In early September, the Wall Street Journal reported that the FBI, the U.S. Attorney’s Office in Washington, D.C., and the U.S. Labor Department had “issued subpoenas” to the IAFF related to a criminal investigation“into pension distributions” to Schaitberger and former IAFF Secretary-Treasurer Thomas Miller. But Schaitberger is still promising to do “everything” in his “power to help Joe Biden become the next President…”

Schaitberger has personally communicated to other powerful IAFF officials that “we will have a key to the back door of the White House” under a Biden presidency.

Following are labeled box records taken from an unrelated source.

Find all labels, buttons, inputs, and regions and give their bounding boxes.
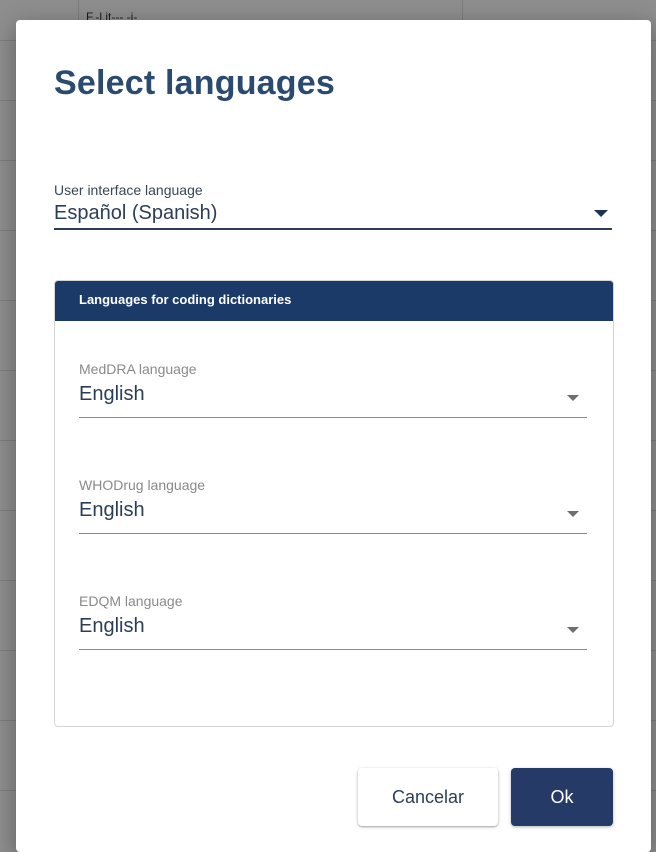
- cancel-button[interactable]: Cancelar: [358, 768, 498, 826]
- meddra-language-select[interactable]: MedDRA language English: [79, 361, 587, 418]
- coding-dictionaries-header: Languages for coding dictionaries: [55, 281, 613, 321]
- ui-language-select[interactable]: User interface language Español (Spanish…: [54, 182, 612, 230]
- dropdown-arrow-icon: [594, 210, 608, 217]
- edqm-language-select[interactable]: EDQM language English: [79, 593, 587, 650]
- dropdown-arrow-icon: [567, 627, 579, 633]
- ui-language-value: Español (Spanish): [54, 202, 218, 224]
- whodrug-language-value: English: [79, 499, 145, 521]
- meddra-language-value: English: [79, 383, 145, 405]
- select-languages-dialog: Select languages User interface language…: [16, 20, 651, 852]
- meddra-language-label: MedDRA language: [79, 361, 197, 377]
- coding-dictionaries-panel: Languages for coding dictionaries MedDRA…: [54, 280, 614, 727]
- edqm-language-label: EDQM language: [79, 593, 183, 609]
- dropdown-arrow-icon: [567, 511, 579, 517]
- dropdown-arrow-icon: [567, 395, 579, 401]
- ok-button[interactable]: Ok: [511, 768, 613, 826]
- edqm-language-value: English: [79, 615, 145, 637]
- ui-language-label: User interface language: [54, 182, 203, 198]
- whodrug-language-select[interactable]: WHODrug language English: [79, 477, 587, 534]
- whodrug-language-label: WHODrug language: [79, 477, 206, 493]
- dialog-title: Select languages: [54, 64, 335, 102]
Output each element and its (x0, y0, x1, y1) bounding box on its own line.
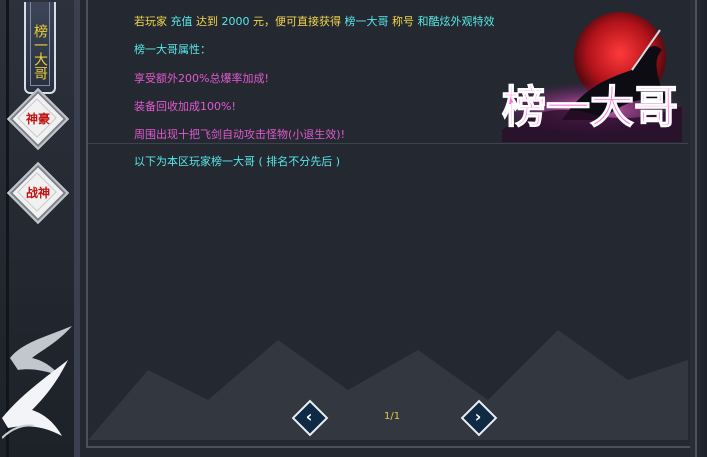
prev-page-button[interactable]: ‹ (291, 399, 329, 437)
intro-line: 若玩家 充值 达到 2000 元，便可直接获得 榜一大哥 称号 和酷炫外观特效 (134, 15, 495, 28)
crane-decoration-icon (2, 326, 72, 439)
attribute-title: 榜一大哥属性： (134, 43, 211, 56)
banner-title: 榜一大哥 (502, 82, 678, 133)
section-divider (88, 143, 688, 144)
chevron-right-icon: › (474, 407, 482, 426)
vertical-tab-label: 榜一大哥 (32, 24, 48, 80)
attribute-item: 享受额外200%总爆率加成! (134, 72, 269, 85)
next-page-button[interactable]: › (460, 399, 498, 437)
player-list-header: 以下为本区玩家榜一大哥 ( 排名不分先后 ) (134, 155, 341, 168)
bangyi-title-banner: 榜一大哥 (496, 12, 688, 142)
shenhao-button-label: 神豪 (25, 112, 50, 126)
attribute-item: 装备回收加成100%! (134, 100, 236, 113)
shenhao-button[interactable]: 神豪 (6, 87, 70, 151)
chevron-left-icon: ‹ (305, 407, 313, 426)
left-sidebar: 榜一大哥 神豪 战神 (0, 0, 80, 457)
page-indicator: 1/1 (384, 411, 401, 422)
attribute-item: 周围出现十把飞剑自动攻击怪物(小退生效)! (134, 128, 345, 141)
right-frame (690, 0, 707, 457)
zhanshen-button[interactable]: 战神 (6, 161, 70, 225)
vertical-tab-bangyi[interactable]: 榜一大哥 (24, 2, 56, 94)
zhanshen-button-label: 战神 (25, 186, 50, 200)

Biden also has the enthusiastic backing of the ethically challenged bosses of the United Auto Workers (UAW) union. On September 30, former President Dennis Williams (2014-18) became the 11th high-ranking UAW officer to plead guilty to federal crimes since 2017 in connection to an ongoing probe into embezzlement, racketeering, and labor law violations. This probe has uncovered corruption so pervasive that it has already, in the words of Detroit News reporter Robert Snell, “pushed” the UAW “to the brink of federal takeover.” But current UAW kingpin Rory Gamble may well harbor hopes that the union’s legal problems will go away if Biden becomes the next president.

Ordinary Americans understand there’s nothing “pro-worker” about expanding the special legal privileges of union bosses who prey on workers, or letting union bosses who face serious criminal charges off the legal hook. Unfortunately, there is more and more reason to worry Joe Biden thinks “pro-worker” means both those things.

Mark Mix is president of the National Right to Work Committee.